After lunch, we met some people who wanted to go up. They looked terribly exhausted and their guides didn’t look too happy either. It was already a bit late and the route was still long. I would actually not have liked to do the 3 passes tour from their pass side – and was now glad to have done it the other way round. The ascent is much harder. Not only do you have to walk more metres in altitude (400 m), but you first have a steeper ascent, then a very long stretch of gentler ascent and then, if you’re so altitude-deprived anyway, you have to climb all the steps really hard.




So I went down steeply and then it became flatter and looked completely different, especially when it was cloudy.

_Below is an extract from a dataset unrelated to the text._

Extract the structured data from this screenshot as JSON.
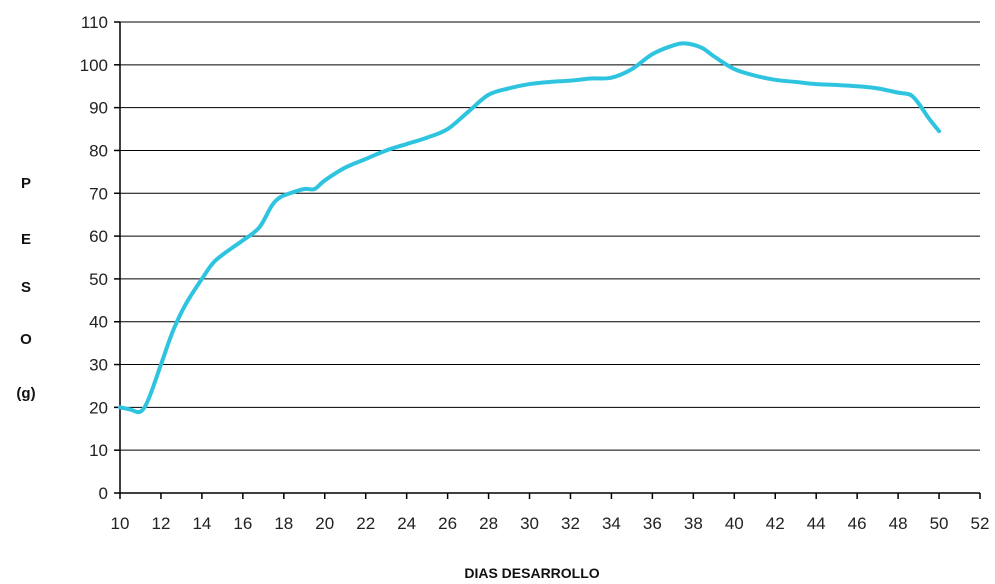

Lungden, a small village at 4,400 metres, was our destination. The lodge there was very popular and a little more crowded. Once again, I got talking to an Indian at the stove. Why were there so many here? Yes, Indian life was changing a lot. They had realised that there was a little more to life besides work and family. Another Indian also remarked that there was now something like “me-time” as a value in India. Although I am only talking about male Indians here, there were also many women – but they tended to be travelling in larger groups directly to Everest Base Camp.

Almost all of them wanted to set off for the pass at 4.30 am or so. When I arrived for breakfast at 7:00, the Indian was still there: digestive problems. Better to wait a day.


I kept coughing and sniffling to myself (actually not the best thing to do by the stove, but it was so cold further away….) and because the lodges are very wafer-thin, I felt even more sorry for everyone that night when I just couldn’t stop coughing.